Com 134 divisões em plena capacidade de lutar e 73 outras divisões pronto para ser implantado atrás da frente, os alemães invadiram a União Soviética em 22 de junho de 1941, menos de dois anos após a assinatura do pacto nazi-soviético. Três grupos de exército, com mais de três milhões de soldados, apoiados por 650.000 soldados aliados da Alemanha (a partir da Finlândia e Roménia) que iria se juntar unidades posteriores da Itália, Croácia, Eslováquia e Hungria , atacou a União Soviética em uma frente ampla que se estende desde o mar Báltico, no norte, até o mar Negro, no sul. A tática foi surpresa quase total, porque os líderes soviéticos tinham provado surdo aos avisos por potências ocidentais sobre a ascensão do exército alemão na fronteira ocidental da URSS. O exército soviético foi inicialmente inundado e grande parte da força aérea foi destruída no chão. Milhões de soldados soviéticos foram cercados, fontes privadas ou reforços, e forçado a render-se.

Unidades da SS e da polícia seguiu as tropas alemãs como eles mergulhou em território soviético. O primeiro a chegar foram osEinsatzgruppen da Polícia de Segurança e do SD, que foram acusados pela RSHA para identificar e, em seguida, eliminar aqueles que podem organizar e realizar ações de resistência às forças de ocupação alemãs, d identificar e focar em grupos “hostis” de dominação alemã no Oriente, criar redes de informação e documentos seguros e instalações estratégicas.
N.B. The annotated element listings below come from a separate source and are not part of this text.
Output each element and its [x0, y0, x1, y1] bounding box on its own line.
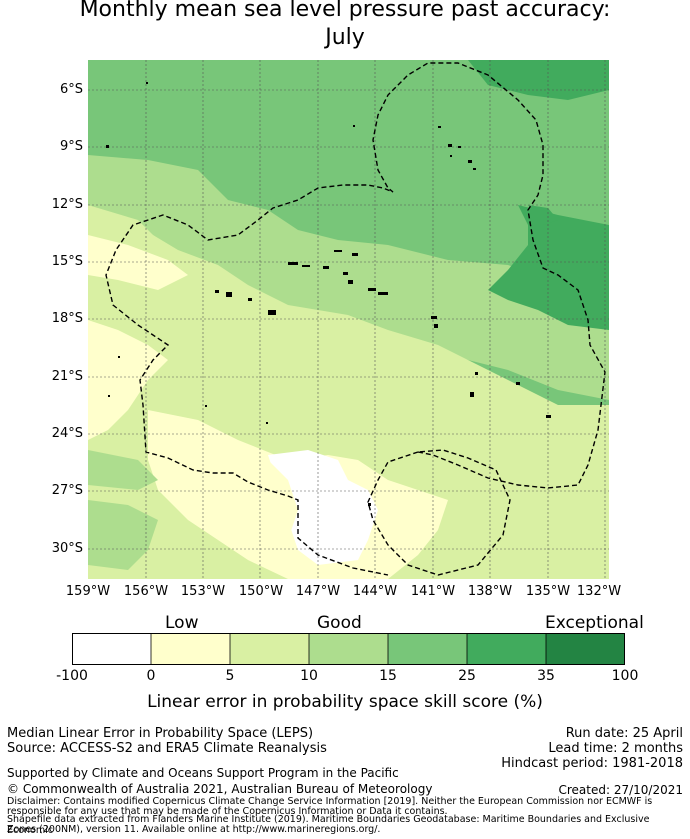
x-tick-label: 147°W [295, 584, 341, 599]
x-tick-label: 135°W [525, 584, 571, 599]
x-tick-label: 156°W [123, 584, 169, 599]
y-tick-label: 21°S [51, 369, 83, 384]
footer-copyright: © Commonwealth of Australia 2021, Austra… [7, 782, 433, 796]
region-moderate-southeast [488, 530, 609, 579]
category-label-good: Good [317, 613, 362, 633]
region-good-southwest-2 [88, 450, 158, 490]
colorbar-tick: 35 [537, 668, 555, 684]
islands [106, 82, 551, 506]
colorbar-label: Linear error in probability space skill … [147, 692, 543, 712]
footer-method: Median Linear Error in Probability Space… [7, 726, 314, 741]
colorbar-tick: 100 [611, 668, 639, 684]
colorbar-segment [546, 633, 625, 665]
colorbar [72, 633, 625, 665]
footer-disclaimer-2: responsible for any use that may be made… [7, 806, 448, 817]
x-tick-label: 153°W [180, 584, 226, 599]
footer-hindcast: Hindcast period: 1981-2018 [501, 756, 683, 771]
y-tick-label: 15°S [51, 254, 83, 269]
category-label-low: Low [165, 613, 199, 633]
region-low-northwest [88, 235, 188, 290]
y-tick-label: 12°S [51, 197, 83, 212]
y-tick-label: 18°S [51, 311, 83, 326]
footer-disclaimer-4: Zones (200NM), version 11. Available onl… [7, 824, 381, 835]
footer-source: Source: ACCESS-S2 and ERA5 Climate Reana… [7, 741, 327, 756]
y-tick-label: 9°S [59, 139, 83, 154]
title-line-1: Monthly mean sea level pressure past acc… [79, 0, 611, 22]
category-label-exceptional: Exceptional [545, 613, 644, 633]
footer-disclaimer-1: Disclaimer: Contains modified Copernicus… [7, 796, 653, 807]
region-very-good-east [488, 205, 609, 330]
region-poor [268, 450, 378, 565]
y-tick-label: 27°S [51, 483, 83, 498]
colorbar-tick: 25 [458, 668, 476, 684]
colorbar-tick: 0 [146, 668, 156, 684]
y-tick-label: 30°S [51, 541, 83, 556]
footer-created: Created: 27/10/2021 [558, 783, 683, 797]
footer-supported: Supported by Climate and Oceans Support … [7, 766, 399, 780]
x-tick-label: 141°W [410, 584, 456, 599]
colorbar-segment [151, 633, 230, 665]
footer-disclaimer-3: Shapefile data extracted from Flanders M… [7, 814, 650, 836]
y-tick-label: 6°S [59, 82, 83, 97]
colorbar-segment [467, 633, 546, 665]
colorbar-segment [72, 633, 151, 665]
colorbar-segment [388, 633, 467, 665]
colorbar-tick: 5 [225, 668, 235, 684]
x-tick-label: 159°W [65, 584, 111, 599]
title-line-2: July [325, 25, 365, 50]
footer-run-date: Run date: 25 April [565, 726, 683, 741]
skill-map [88, 60, 609, 579]
x-tick-label: 138°W [467, 584, 513, 599]
x-tick-label: 150°W [238, 584, 284, 599]
x-tick-label: 144°W [352, 584, 398, 599]
map-gridlines [88, 60, 609, 579]
colorbar-segment [230, 633, 309, 665]
eez-boundary [105, 62, 606, 576]
region-good-southwest [88, 500, 158, 570]
colorbar-tick: 10 [300, 668, 318, 684]
colorbar-segment [309, 633, 388, 665]
y-tick-label: 24°S [51, 426, 83, 441]
colorbar-tick: 15 [379, 668, 397, 684]
colorbar-tick: -100 [56, 668, 88, 684]
region-very-good-east-2 [528, 205, 558, 225]
region-low-centre [228, 460, 298, 550]
region-low-west [88, 320, 168, 440]
region-good [88, 155, 609, 400]
map-title: Monthly mean sea level pressure past acc… [0, 0, 690, 52]
x-tick-label: 132°W [576, 584, 622, 599]
footer-lead-time: Lead time: 2 months [548, 741, 683, 756]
O Einsatzgruppen, esquadrões da morte reais, lançou operações de extermínio em massa, principalmente contra homens judeus, os líderes do Partido Comunista e do Estado, e ciganos soviéticos.Eles também estabeleceram guetos, muitas vezes com a ajuda de membros do exército alemão, e o centro de detenção, a fim de concentrar um grande número de judeus soviéticos.

Desde o final de julho e a chegada de representantes de Himmler, altos oficiais da SS e da polícia, bem como reforços significativos, a SS ea polícia, que foram assistidos por auxiliares recrutados localmente, começaram a destruir comunidades judaicas fisicamente inteiras na União Soviética. Estes “sucesso”, tanto militar quanto no assassinato de judeus soviéticos, contribuiu para a decisão de Hitler de deportar os judeus alemães para a União Soviética, com efeitos a partir de 15 de outubro de 1941, iniciando, assim, que se tornaria o “Solução Final” (a destruição física dos judeus europeus).
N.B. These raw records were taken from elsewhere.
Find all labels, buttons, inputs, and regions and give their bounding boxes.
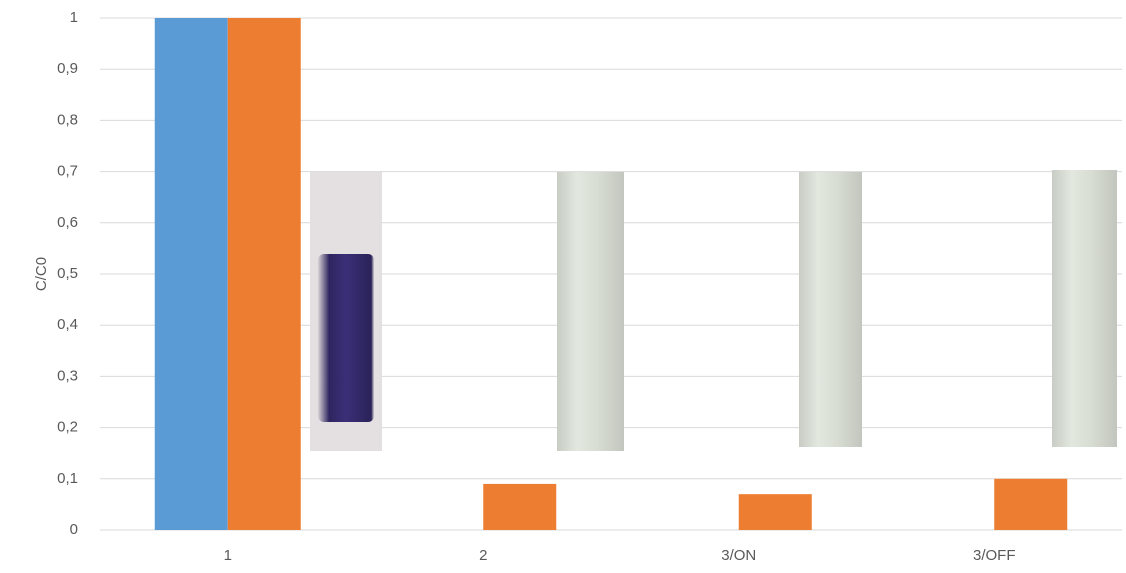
x-tick-label: 2 xyxy=(479,547,487,564)
y-axis-label: C/C0 xyxy=(33,257,50,291)
bars xyxy=(154,18,1068,530)
x-tick-label: 3/ON xyxy=(721,547,756,564)
y-tick-label: 0,6 xyxy=(57,214,78,231)
vial-photo xyxy=(799,172,862,447)
y-tick-label: 0,2 xyxy=(57,419,78,436)
y-tick-label: 0,8 xyxy=(57,111,78,128)
bar xyxy=(154,18,228,530)
x-tick-label: 3/OFF xyxy=(973,547,1016,564)
y-tick-label: 0,4 xyxy=(57,316,78,333)
vial-photos xyxy=(310,170,1117,451)
bar xyxy=(227,18,301,530)
bar xyxy=(738,494,812,530)
y-tick-label: 0 xyxy=(70,521,78,538)
y-tick-label: 0,7 xyxy=(57,163,78,180)
vial-photo xyxy=(557,172,624,451)
y-tick-label: 1 xyxy=(70,9,78,26)
bar xyxy=(994,478,1068,530)
vial-liquid xyxy=(318,254,374,422)
y-tick-label: 0,9 xyxy=(57,60,78,77)
y-tick-label: 0,3 xyxy=(57,367,78,384)
vial-photo xyxy=(1052,170,1117,447)
bar xyxy=(483,483,557,530)
x-tick-label: 1 xyxy=(224,547,232,564)
y-tick-label: 0,1 xyxy=(57,470,78,487)
y-tick-label: 0,5 xyxy=(57,265,78,282)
Apesar das perdas catastróficas nas primeiras seis semanas de guerra e contrariamente às previsões dos líderes nazistas e comandantes militares alemãs, a União Soviética não entrou em colapso. Em meados de Agosto de 1941, a resistência soviética endureceu, perturbando, assim, o tempo de os alemães. No entanto, no final de setembro de 1941, forças alemãs tinham alcançado as portas do Lénigrand norte, levou Smolensk no centro e Dnepropetrovsk, na Ucrânia antes de chegar na Criméia, no sul. Eles chegaram aos arredores de Moscou no início de dezembro.

O exército alemão, no entanto, estava exausto pela campanha mês militar. Esperando um colapso rápido da União Soviética, seus estrategistas havia negligenciado para equipar as tropas para o combate no inverno. Pensando que seus homens viveriam terras soviéticas conquistaram à custa das populações locais cujos cálculos previu alemão, planejadores alemães conseguiram fornecer alimentos e medicamentos suficientes. Além disso, o rápido avanço das tropas alemãs tinham linhas de abastecimento completamente estendidos e fez seus flancos vulneráveis contra um ataque soviético sobre a 1600 km que separam Berlim a partir de Moscovo.
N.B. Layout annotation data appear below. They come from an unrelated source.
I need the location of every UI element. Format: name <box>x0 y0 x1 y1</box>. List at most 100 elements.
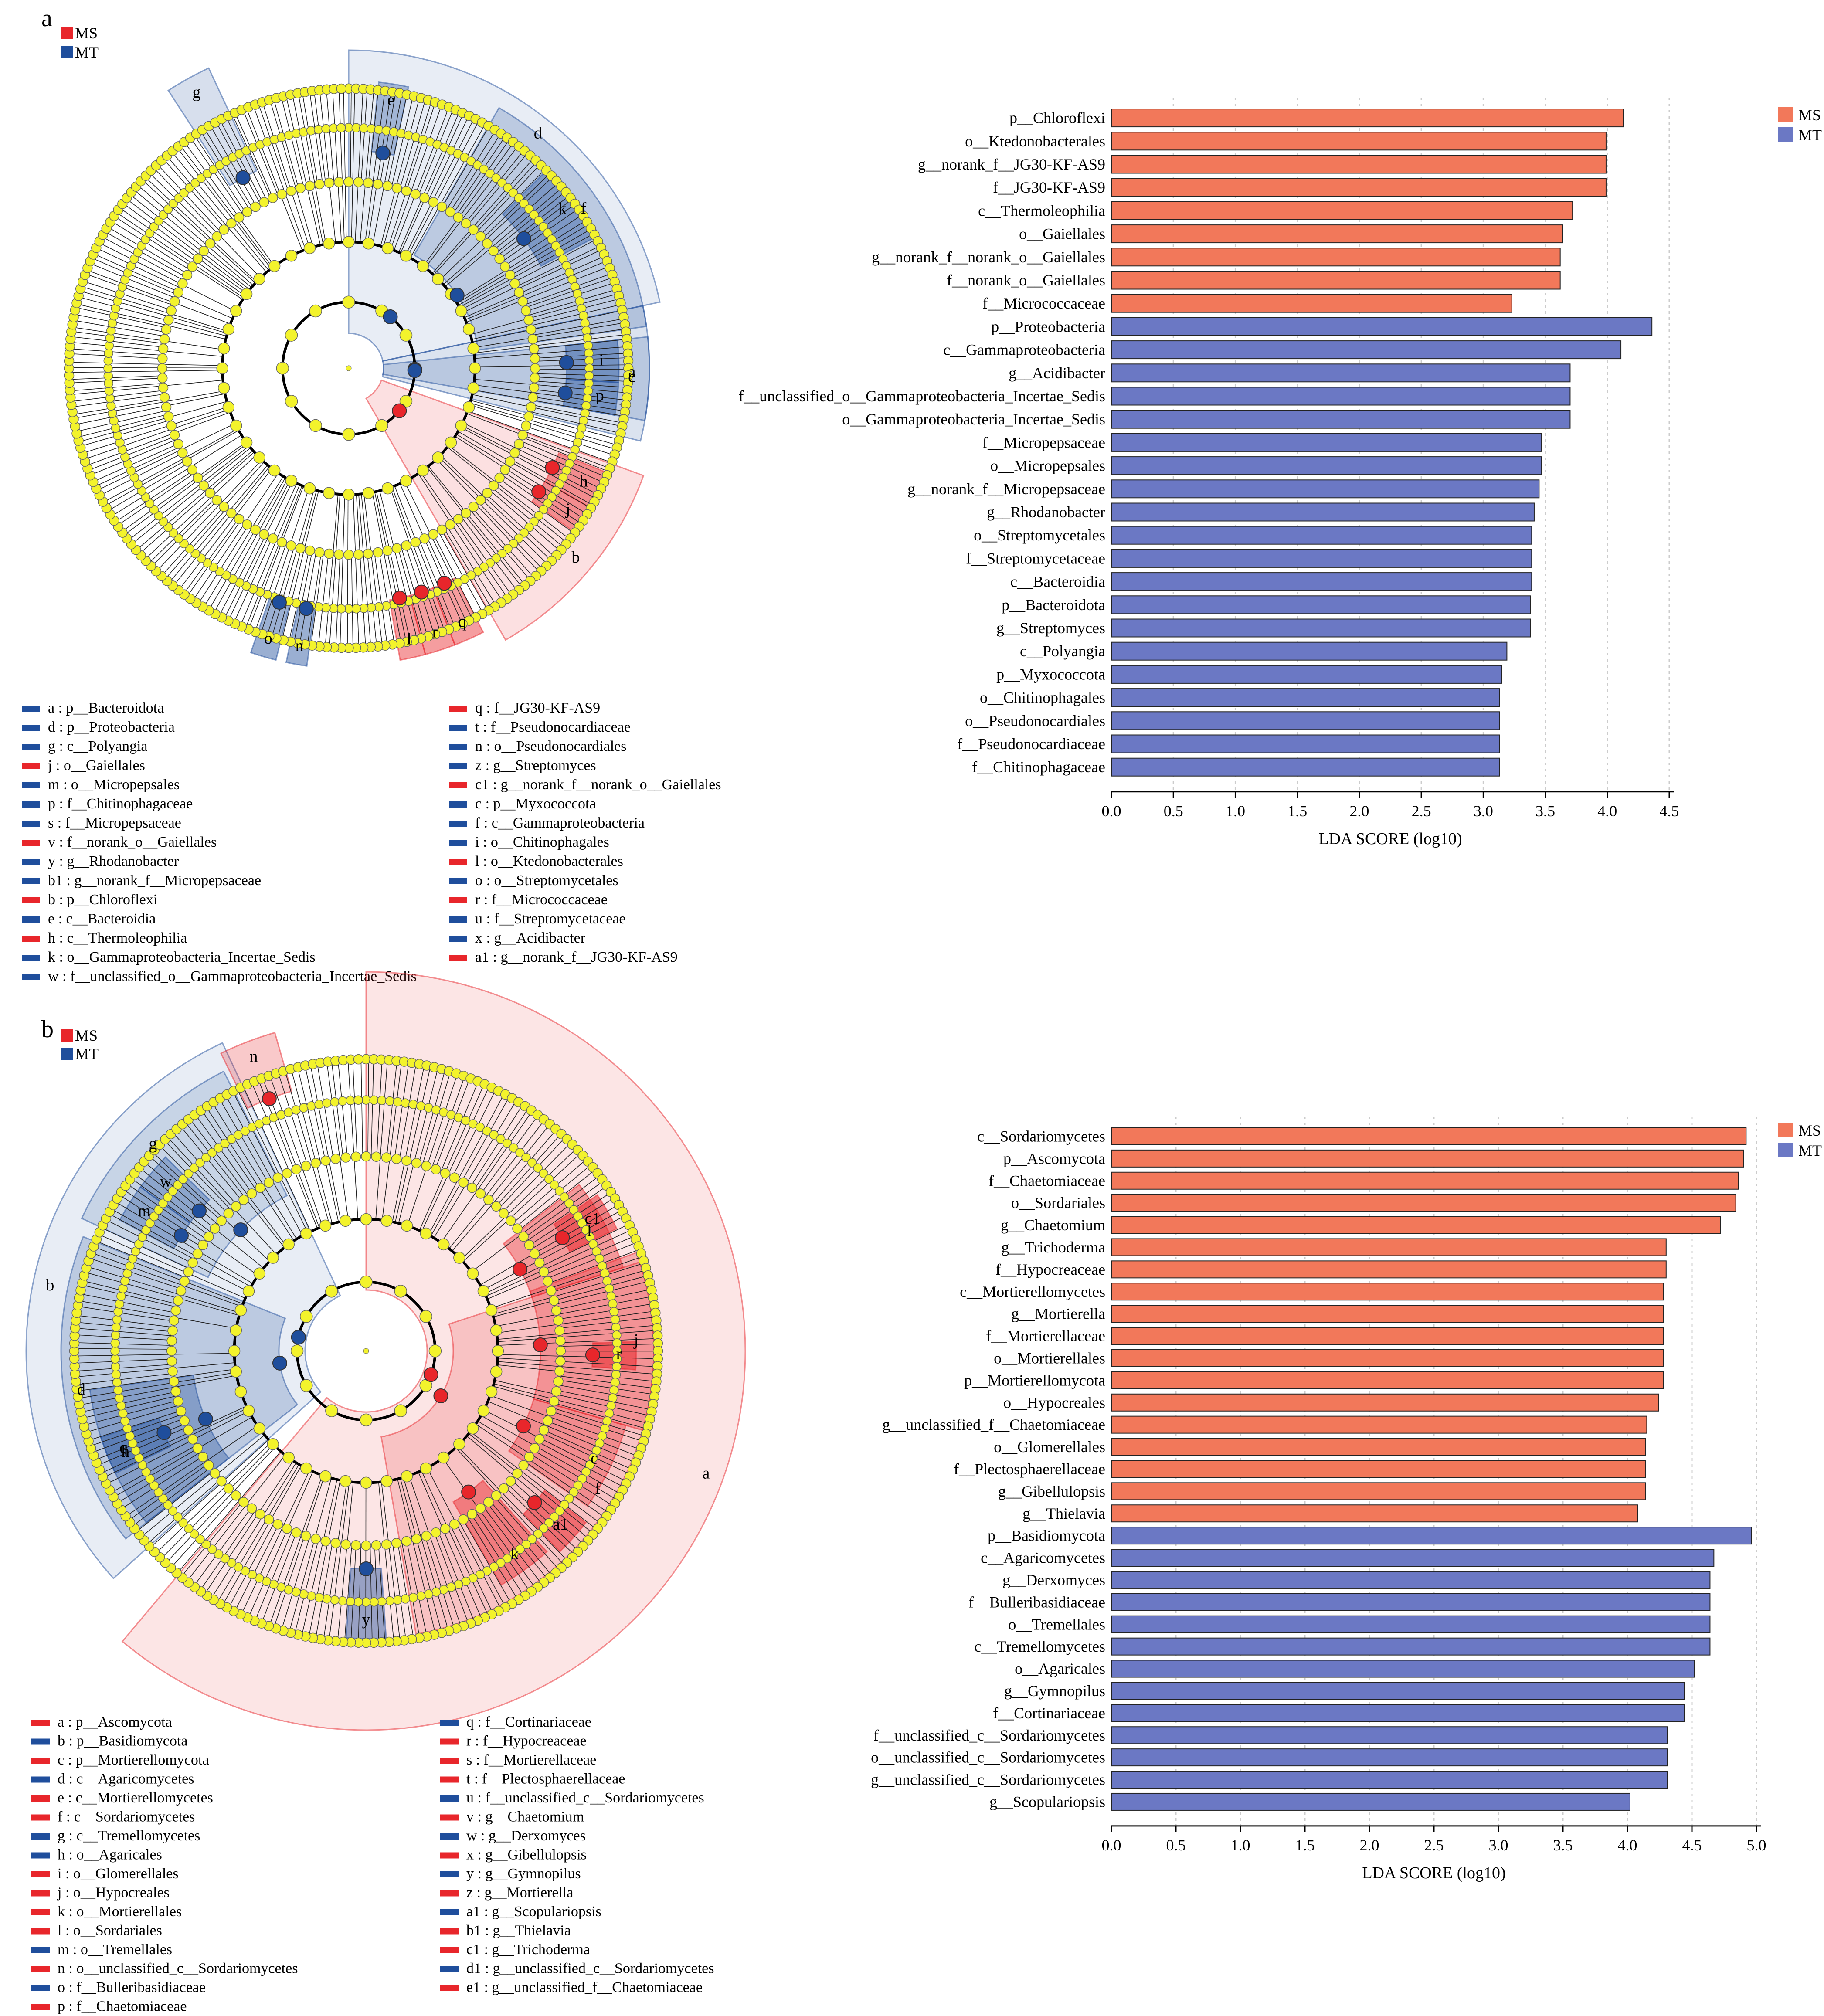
node <box>489 1130 499 1140</box>
biomarker-node <box>449 288 465 303</box>
branch-line <box>78 1306 174 1322</box>
legend-ms-label: MS <box>75 24 98 42</box>
node <box>205 238 215 249</box>
node <box>521 421 531 431</box>
branch-line <box>443 183 559 285</box>
node <box>338 1096 347 1106</box>
sector-letter: m <box>138 1202 151 1220</box>
key-swatch <box>440 1852 459 1859</box>
node <box>301 1161 311 1171</box>
key-swatch <box>440 1795 459 1802</box>
node <box>544 1518 554 1528</box>
biomarker-node <box>383 309 398 325</box>
branch-line <box>403 101 432 190</box>
node <box>183 1266 194 1277</box>
node <box>195 1158 205 1168</box>
sector-letter: w <box>160 1172 172 1191</box>
node <box>338 1596 347 1606</box>
node <box>394 1285 407 1298</box>
node <box>204 1460 214 1471</box>
key-entry: e : c__Mortierellomycetes <box>58 1790 213 1806</box>
node <box>411 1158 422 1168</box>
branch-line <box>142 179 256 284</box>
key-swatch <box>22 955 40 961</box>
key-swatch <box>22 725 40 731</box>
node <box>182 456 193 467</box>
bar-label: o__unclassified_c__Sordariomycetes <box>871 1749 1105 1766</box>
branch-line <box>551 1411 644 1442</box>
node <box>612 1362 622 1371</box>
node <box>527 1534 537 1544</box>
key-entry: e1 : g__unclassified_f__Chaetomiaceae <box>466 1979 703 1996</box>
node <box>461 508 471 519</box>
node <box>320 1536 331 1547</box>
node <box>524 1452 535 1462</box>
branch-line <box>258 103 289 192</box>
node <box>207 1544 217 1554</box>
branch-line <box>380 92 396 185</box>
node <box>346 1096 355 1105</box>
branch-line <box>340 494 345 648</box>
branch-line <box>172 1132 238 1206</box>
node <box>401 186 411 196</box>
node <box>319 1470 332 1483</box>
key-swatch <box>22 763 40 769</box>
sector-letter: d <box>77 1381 85 1399</box>
branch-line <box>161 1444 274 1559</box>
branch-line <box>173 466 270 587</box>
branch-line <box>425 146 519 268</box>
branch-line <box>368 90 379 183</box>
branch-line <box>498 1137 566 1209</box>
branch-line <box>556 1289 652 1310</box>
key-swatch <box>449 916 467 923</box>
sector-letter: j <box>633 1331 639 1349</box>
key-swatch <box>31 1985 50 1991</box>
branch-line <box>69 370 223 373</box>
key-entry: a1 : g__norank_f__JG30-KF-AS9 <box>475 949 678 965</box>
branch-line <box>200 131 250 210</box>
bar-label: p__Ascomycota <box>1003 1150 1105 1167</box>
branch-line <box>329 1481 350 1641</box>
key-entry: b1 : g__Thielavia <box>466 1923 571 1939</box>
branch-line <box>88 436 176 471</box>
node <box>555 1346 566 1356</box>
branch-line <box>467 1517 519 1601</box>
node <box>514 439 524 449</box>
branch-line <box>533 389 627 401</box>
node <box>276 362 289 375</box>
key-swatch <box>440 1738 459 1745</box>
clade-sector <box>348 49 661 362</box>
branch-line <box>74 1348 172 1350</box>
node <box>468 502 479 512</box>
key-swatch <box>440 1776 459 1783</box>
node <box>183 1524 194 1534</box>
branch-line <box>433 534 476 618</box>
node <box>518 1460 529 1471</box>
branch-line <box>444 528 492 609</box>
branch-line <box>466 266 609 323</box>
branch-line <box>460 427 597 499</box>
key-entry: v : f__norank_o__Gaiellales <box>48 834 217 850</box>
branch-line <box>438 1531 475 1622</box>
branch-line <box>75 1334 172 1341</box>
bar <box>1111 1682 1685 1700</box>
sector-letter: q <box>458 612 466 631</box>
branch-line <box>152 1152 270 1262</box>
branch-line <box>309 91 323 184</box>
node <box>187 1434 198 1445</box>
bar-label: g__unclassified_f__Chaetomiaceae <box>882 1416 1105 1433</box>
branch-line <box>445 187 563 287</box>
key-entry: u : f__Streptomycetaceae <box>475 911 626 927</box>
legend-ms-swatch <box>61 27 73 39</box>
node <box>523 315 534 326</box>
branch-line <box>428 1093 505 1235</box>
node <box>498 1208 509 1219</box>
node <box>242 1285 255 1297</box>
branch-line <box>488 1401 636 1463</box>
key-swatch <box>31 1738 50 1745</box>
branch-line <box>558 1303 654 1320</box>
branch-line <box>379 552 395 645</box>
bar-label: o__Pseudonocardiales <box>965 712 1105 730</box>
branch-line <box>90 439 177 476</box>
node <box>461 218 471 229</box>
Em 6 de dezembro de 1941, a União Soviética lançou uma grande ofensiva contra-na área central da testa, causando o recuo na desordem das tropas alemãs que estavam na região de Moscou.Dentro de algumas semanas os alemães foram capazes de estabilizar o leste frente de Smolensk. No verão de 1942, os alemães retomaram a ofensiva com um ataque maciço no sul e leste em direção a cidade de Stalingrado, no Volga, e para os campos de petróleo do Cáucaso. Em setembro de 1942, o domínio do Terceiro Reich na Europa chegou a sua extensão geográfica máximo quando, tendo atingido proximidades de Stalingrado, os alemães chegaram a Grozny no Cáucaso, cerca de 200 km da costa do Mar Cáspio.